Titin is a giant protein that spans the whole half- sarcomere. Titin in the sarcomere I-band acts as a molecular spring, in parallel with myosin motors, and is responsible for passive force developed at long sarcomere length (SL). However, at physiological SL (<2.6 μm), tandem immunoglobulins in the poly-Ig segment (Figure 12b) are randomly bent, so that the I-band titin is quite extensible and cannot represent a mechanical link able to sustain mechano-sensing in myosin filaments unless it becomes much stiffer during contraction.
In this work, the role of titin in thick filament regulation at physiological SL was investigated at beamline ID02 by combining half-sarcomere mechanics and X-ray diffraction in frog (Rana esculenta) single muscle cells (Figure 13a) stimulated in the presence of 20 μM para- nitro-blebbistatin (PNB, [3]), which suppresses the masking action of the in-parallel myosin motors.
Fig. 12: The sarcomere and its relevant protein components. a) Overview of the thick filament (blue), myosin motors (orange), and thin filament (yellow) at 2.2 μm sarcomere length (SL). b) Protein disposition on the thin (yellow) and thick (light blue) filaments in the half-sarcomere at rest at 2.2 μm SL, at which the 49 crowns of motors (orange) are overlapped by the thin
filament and only the half bare zone (HBZ) is excluded.
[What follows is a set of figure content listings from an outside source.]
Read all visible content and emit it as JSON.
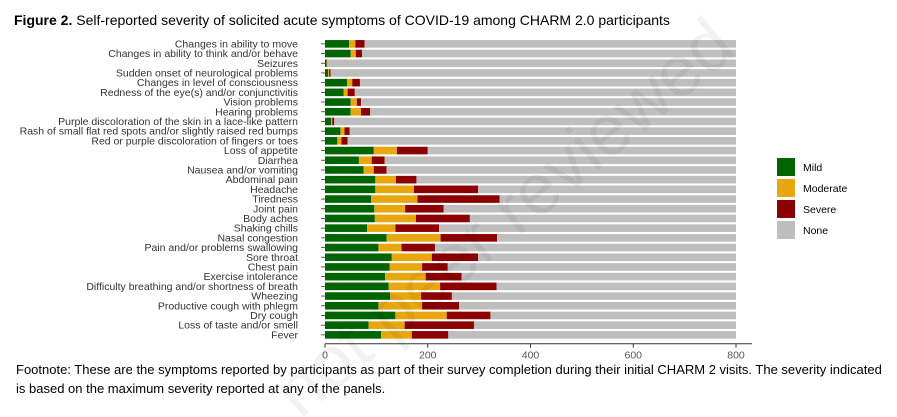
{
  "title_prefix": "Figure 2.",
  "title_text": " Self-reported severity of solicited acute symptoms of COVID-19 among CHARM 2.0 participants",
  "footnote": "Footnote: These are the symptoms reported by participants as part of their survey completion during their initial CHARM 2 visits. The severity indicated is based on the maximum severity reported at any of the panels.",
  "watermark": "not peer reviewed",
  "chart_data": {
    "type": "bar",
    "orientation": "horizontal",
    "stacked": true,
    "xlim": [
      0,
      800
    ],
    "xticks": [
      0,
      200,
      400,
      600,
      800
    ],
    "legend_position": "right",
    "categories": [
      "Changes in ability to move",
      "Changes in ability to think and/or behave",
      "Seizures",
      "Sudden onset of neurological problems",
      "Changes in level of consciousness",
      "Redness of the eye(s) and/or conjunctivitis",
      "Vision problems",
      "Hearing problems",
      "Purple discoloration of the skin in a lace-like pattern",
      "Rash of small flat red spots and/or slightly raised red bumps",
      "Red or purple discoloration of fingers or toes",
      "Loss of appetite",
      "Diarrhea",
      "Nausea and/or vomiting",
      "Abdominal pain",
      "Headache",
      "Tiredness",
      "Joint pain",
      "Body aches",
      "Shaking chills",
      "Nasal congestion",
      "Pain and/or problems swallowing",
      "Sore throat",
      "Chest pain",
      "Exercise intolerance",
      "Difficulty breathing and/or shortness of breath",
      "Wheezing",
      "Productive cough with phlegm",
      "Dry cough",
      "Loss of taste and/or smell",
      "Fever"
    ],
    "series": [
      {
        "name": "Mild",
        "color": "#006400",
        "values": [
          47,
          50,
          3,
          6,
          43,
          36,
          50,
          50,
          12,
          30,
          24,
          95,
          66,
          75,
          98,
          98,
          90,
          96,
          97,
          82,
          120,
          104,
          130,
          126,
          117,
          124,
          127,
          104,
          137,
          85,
          109
        ]
      },
      {
        "name": "Moderate",
        "color": "#E8A70F",
        "values": [
          12,
          10,
          2,
          2,
          10,
          8,
          12,
          20,
          2,
          8,
          8,
          45,
          25,
          20,
          40,
          75,
          90,
          60,
          80,
          55,
          105,
          45,
          78,
          63,
          79,
          100,
          60,
          85,
          100,
          70,
          60
        ]
      },
      {
        "name": "Severe",
        "color": "#8B0000",
        "values": [
          18,
          12,
          0,
          3,
          15,
          14,
          8,
          18,
          4,
          10,
          12,
          60,
          25,
          25,
          40,
          125,
          160,
          75,
          105,
          85,
          110,
          65,
          90,
          50,
          70,
          110,
          60,
          72,
          85,
          135,
          71
        ]
      },
      {
        "name": "None",
        "color": "#BEBEBE",
        "values": [
          723,
          728,
          795,
          789,
          732,
          742,
          730,
          712,
          782,
          752,
          756,
          600,
          684,
          680,
          622,
          502,
          460,
          569,
          518,
          578,
          465,
          586,
          502,
          561,
          534,
          466,
          553,
          539,
          478,
          510,
          560
        ]
      }
    ]
  }
}
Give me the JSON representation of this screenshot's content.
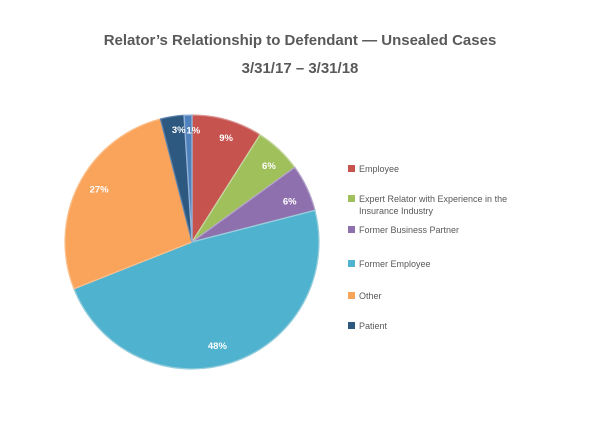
{
  "title": {
    "line1": "Relator’s Relationship to Defendant — Unsealed Cases",
    "line2": "3/31/17 – 3/31/18"
  },
  "chart_data": {
    "type": "pie",
    "title": "Relator’s Relationship to Defendant — Unsealed Cases 3/31/17 – 3/31/18",
    "categories": [
      "Employee",
      "Expert Relator with Experience in the Insurance Industry",
      "Former Business Partner",
      "Former Employee",
      "Other",
      "Patient",
      ""
    ],
    "values": [
      9,
      6,
      6,
      48,
      27,
      3,
      1
    ],
    "unit": "percent",
    "data_labels": [
      "9%",
      "6%",
      "6%",
      "48%",
      "27%",
      "3%",
      "1%"
    ],
    "colors": [
      "#C6534E",
      "#A0C05C",
      "#8F70AE",
      "#4FB2CE",
      "#F9A35B",
      "#2D5981",
      "#4F81BD"
    ],
    "stroke_colors": [
      "#DA9694",
      "#C6D6A0",
      "#B4A5C9",
      "#99CEDD",
      "#FBC08C",
      "#5E83AC",
      "#95B3D7"
    ],
    "start_angle_deg": 0,
    "direction": "clockwise",
    "grid": false,
    "legend_position": "right",
    "data_label_color": "#ffffff"
  },
  "legend": {
    "items": [
      {
        "label": "Employee",
        "color": "#C6534E"
      },
      {
        "label": "Expert Relator with Experience in the Insurance Industry",
        "color": "#A0C05C"
      },
      {
        "label": "Former Business Partner",
        "color": "#8F70AE"
      },
      {
        "label": "Former Employee",
        "color": "#4FB2CE"
      },
      {
        "label": "Other",
        "color": "#F9A35B"
      },
      {
        "label": "Patient",
        "color": "#2D5981"
      }
    ]
  }
}
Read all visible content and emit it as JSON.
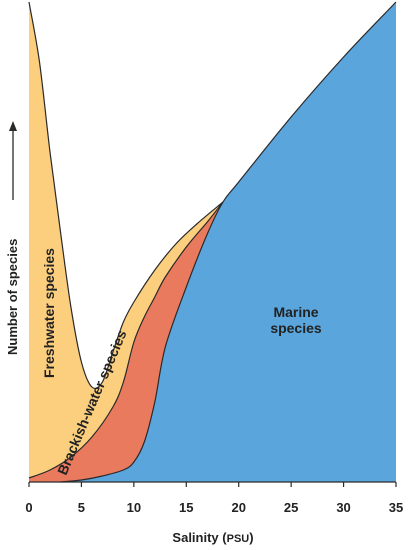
{
  "chart_data": {
    "type": "area",
    "xlabel_main": "Salinity (",
    "xlabel_unit": "PSU",
    "xlabel_close": ")",
    "ylabel": "Number of species",
    "xlim": [
      0,
      35
    ],
    "x_ticks": [
      0,
      5,
      10,
      15,
      20,
      25,
      30,
      35
    ],
    "x_tick_labels": [
      "0",
      "5",
      "10",
      "15",
      "20",
      "25",
      "30",
      "35"
    ],
    "grid": false,
    "colors": {
      "freshwater": "#fccf7f",
      "brackish": "#ea7a5e",
      "marine": "#5ba5dd",
      "outline": "#2a2a2a"
    },
    "series": [
      {
        "name": "Marine species",
        "label_lines": [
          "Marine",
          "species"
        ],
        "x": [
          3,
          5,
          7,
          9,
          10,
          11,
          12,
          13,
          15,
          17,
          18.5,
          20,
          25,
          30,
          35
        ],
        "y": [
          0,
          2,
          6,
          12,
          20,
          40,
          80,
          135,
          195,
          248,
          280,
          300,
          365,
          425,
          480
        ]
      },
      {
        "name": "Brackish-water species",
        "label_lines": [
          "Brackish-water species"
        ],
        "x": [
          0,
          2,
          4,
          6,
          8,
          9,
          10,
          11,
          12,
          13,
          15,
          17,
          18.5
        ],
        "y": [
          4,
          12,
          25,
          45,
          75,
          100,
          140,
          165,
          185,
          205,
          235,
          260,
          280
        ]
      },
      {
        "name": "Freshwater species",
        "label_lines": [
          "Freshwater species"
        ],
        "x": [
          0,
          1,
          2,
          3,
          4,
          5,
          6,
          7,
          8,
          9,
          10,
          12,
          14,
          16,
          18.5
        ],
        "y": [
          480,
          420,
          330,
          250,
          175,
          120,
          95,
          100,
          130,
          160,
          180,
          212,
          238,
          258,
          280
        ]
      }
    ]
  }
}
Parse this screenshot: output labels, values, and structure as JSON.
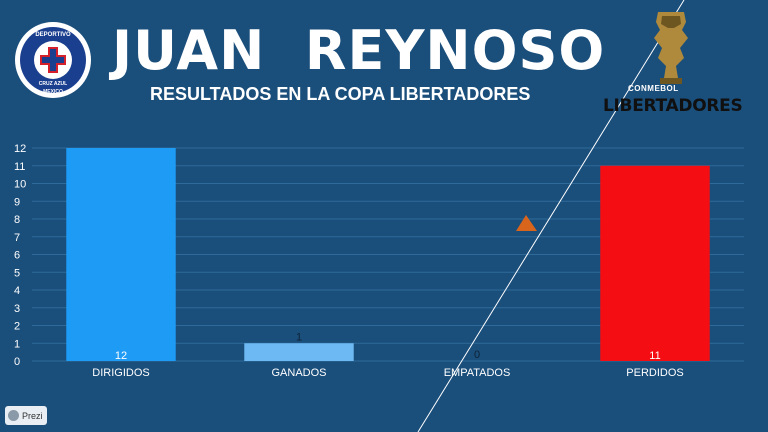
{
  "header": {
    "title": "JUAN  REYNOSO",
    "subtitle": "RESULTADOS EN LA COPA LIBERTADORES"
  },
  "crest": {
    "icon": "cruz-azul-crest-icon",
    "text_top": "DEPORTIVO",
    "text_mid": "CRUZ AZUL",
    "text_bottom": "MEXICO"
  },
  "competition_logo": {
    "icon": "copa-libertadores-trophy-icon",
    "caption": "CONMEBOL",
    "name": "LIBERTADORES"
  },
  "badge": {
    "label": "Prezi",
    "icon": "prezi-icon"
  },
  "colors": {
    "background": "#1a4e7b",
    "dirigidos": "#1e9bf5",
    "ganados": "#6cb9f3",
    "empatados": "#3e7bbf",
    "perdidos": "#f50d14",
    "gridline": "#2e6a9a",
    "marker": "#d9651d"
  },
  "chart_data": {
    "type": "bar",
    "categories": [
      "DIRIGIDOS",
      "GANADOS",
      "EMPATADOS",
      "PERDIDOS"
    ],
    "values": [
      12,
      1,
      0,
      11
    ],
    "data_labels": [
      "12",
      "1",
      "0",
      "11"
    ],
    "ylim": [
      0,
      12
    ],
    "yticks": [
      "0",
      "1",
      "2",
      "3",
      "4",
      "5",
      "6",
      "7",
      "8",
      "9",
      "10",
      "11",
      "12"
    ],
    "grid": true,
    "legend": "none",
    "xlabel": "",
    "ylabel": "",
    "title": ""
  }
}
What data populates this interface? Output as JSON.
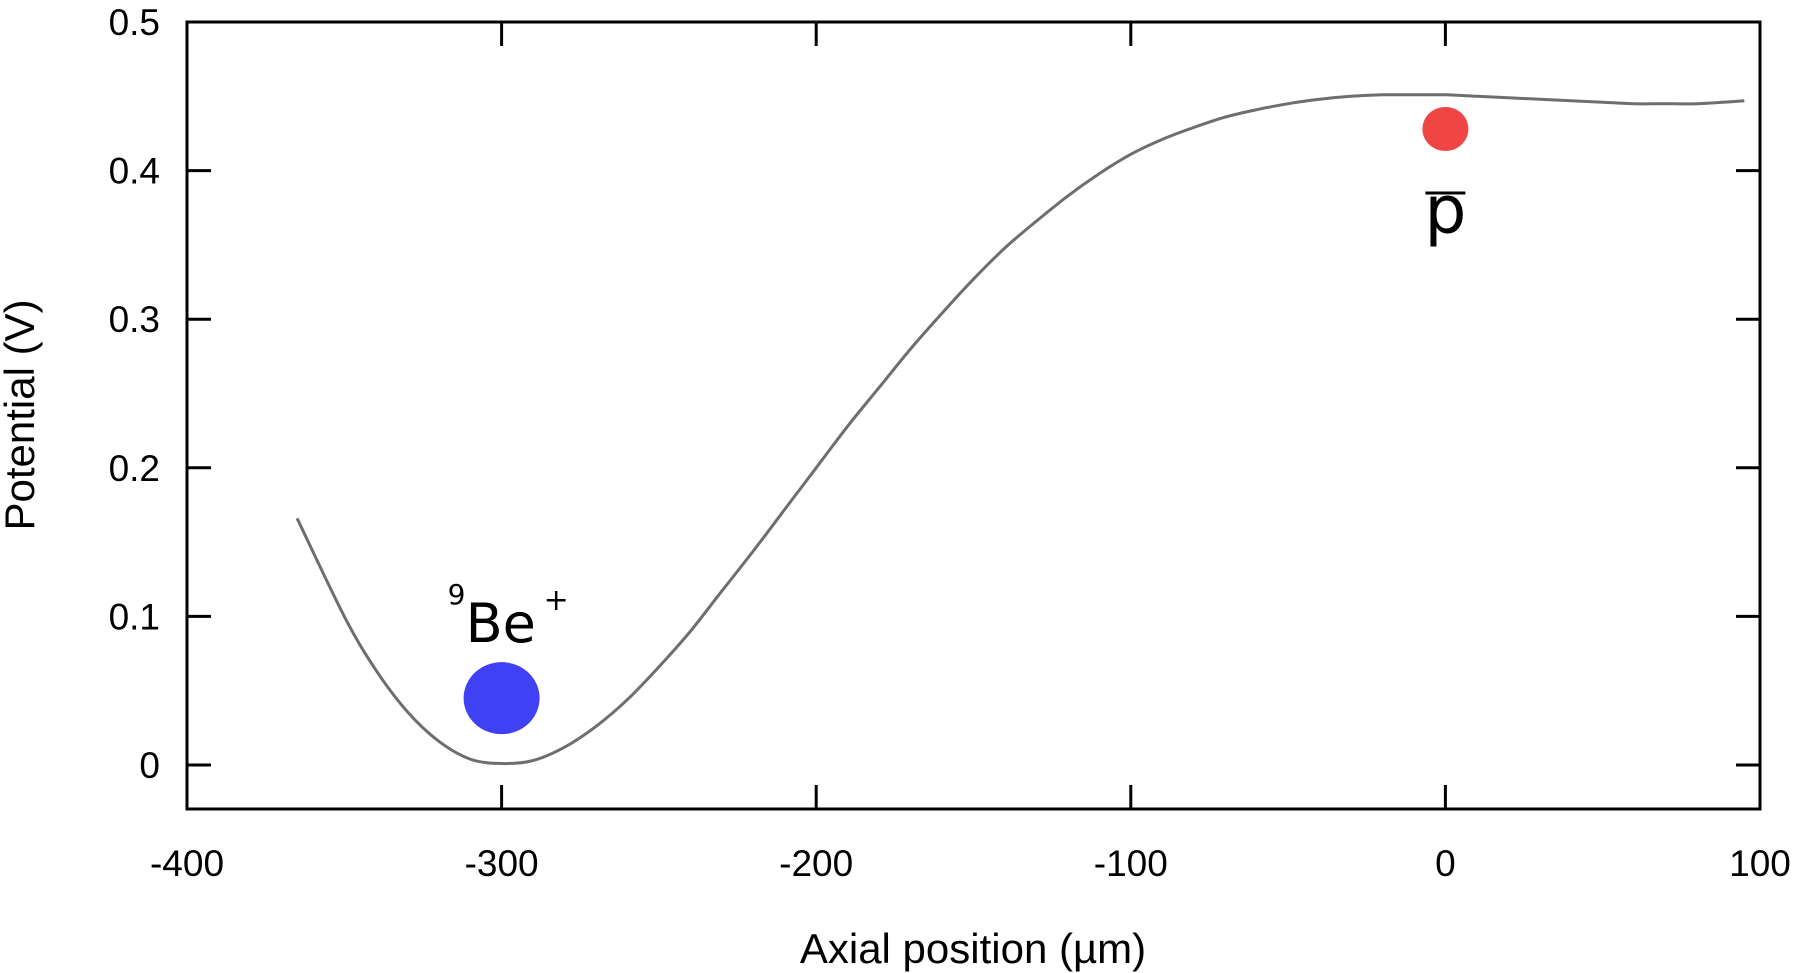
{
  "chart_data": {
    "type": "line",
    "xlabel": "Axial position (µm)",
    "ylabel": "Potential (V)",
    "xlim": [
      -400,
      100
    ],
    "ylim": [
      -0.03,
      0.5
    ],
    "xticks": [
      -400,
      -300,
      -200,
      -100,
      0,
      100
    ],
    "yticks": [
      0,
      0.1,
      0.2,
      0.3,
      0.4,
      0.5
    ],
    "x_tick_labels": [
      "-400",
      "-300",
      "-200",
      "-100",
      "0",
      "100"
    ],
    "y_tick_labels": [
      "0",
      "0.1",
      "0.2",
      "0.3",
      "0.4",
      "0.5"
    ],
    "grid": false,
    "line_color": "#6e6e6e",
    "series": [
      {
        "x": [
          -365,
          -350,
          -340,
          -330,
          -320,
          -310,
          -300,
          -290,
          -280,
          -270,
          -260,
          -250,
          -240,
          -230,
          -220,
          -210,
          -200,
          -190,
          -180,
          -170,
          -160,
          -150,
          -140,
          -130,
          -120,
          -110,
          -100,
          -90,
          -80,
          -70,
          -60,
          -50,
          -40,
          -30,
          -20,
          -10,
          0,
          10,
          20,
          30,
          40,
          50,
          60,
          70,
          80,
          95
        ],
        "y": [
          0.166,
          0.1,
          0.064,
          0.036,
          0.016,
          0.004,
          0.001,
          0.003,
          0.012,
          0.026,
          0.044,
          0.066,
          0.09,
          0.117,
          0.144,
          0.172,
          0.2,
          0.228,
          0.254,
          0.28,
          0.304,
          0.327,
          0.348,
          0.366,
          0.383,
          0.398,
          0.411,
          0.421,
          0.429,
          0.436,
          0.441,
          0.445,
          0.448,
          0.45,
          0.451,
          0.451,
          0.451,
          0.45,
          0.449,
          0.448,
          0.447,
          0.446,
          0.445,
          0.445,
          0.445,
          0.447
        ]
      }
    ],
    "annotations": [
      {
        "sup": "9",
        "main": "Be",
        "sup_after": "+",
        "x": -300,
        "y": 0.045,
        "color": "#4040f5",
        "size": "large"
      },
      {
        "main": "p",
        "overline": true,
        "x": 0,
        "y": 0.428,
        "color": "#f04545",
        "size": "small"
      }
    ]
  }
}
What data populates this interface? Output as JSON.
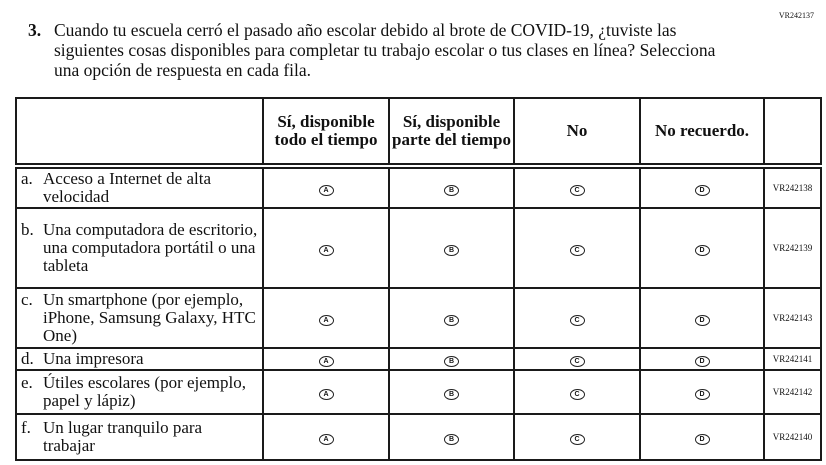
{
  "page_code": "VR242137",
  "question": {
    "number": "3.",
    "text": "Cuando tu escuela cerró el pasado año escolar debido al brote de COVID-19, ¿tuviste las siguientes cosas disponibles para completar tu trabajo escolar o tus clases en línea? Selecciona una opción de respuesta en cada fila."
  },
  "columns": [
    "Sí, disponible todo el tiempo",
    "Sí, disponible parte del tiempo",
    "No",
    "No recuerdo."
  ],
  "rows": [
    {
      "letter": "a.",
      "label": "Acceso a Internet de alta velocidad",
      "code": "VR242138",
      "options": [
        "A",
        "B",
        "C",
        "D"
      ]
    },
    {
      "letter": "b.",
      "label": "Una computadora de escritorio, una computadora portátil o una tableta",
      "code": "VR242139",
      "options": [
        "A",
        "B",
        "C",
        "D"
      ]
    },
    {
      "letter": "c.",
      "label": "Un smartphone (por ejemplo, iPhone, Samsung Galaxy, HTC One)",
      "code": "VR242143",
      "options": [
        "A",
        "B",
        "C",
        "D"
      ]
    },
    {
      "letter": "d.",
      "label": "Una impresora",
      "code": "VR242141",
      "options": [
        "A",
        "B",
        "C",
        "D"
      ]
    },
    {
      "letter": "e.",
      "label": "Útiles escolares (por ejemplo, papel y lápiz)",
      "code": "VR242142",
      "options": [
        "A",
        "B",
        "C",
        "D"
      ]
    },
    {
      "letter": "f.",
      "label": "Un lugar tranquilo para trabajar",
      "code": "VR242140",
      "options": [
        "A",
        "B",
        "C",
        "D"
      ]
    }
  ]
}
Thin filament with tropomyosin (brown) and troponin complex (grey); MyBP-C (green) in the central 1/3 of the half-thick filament. Titin (magenta) with PEVK segment identified by dark magenta.
c) Overlap region on an enlarged scale for better resolution. Upper panel: motors in the off state. Lower panel: one motor dimer is switched on, moving away from the surface of the filament.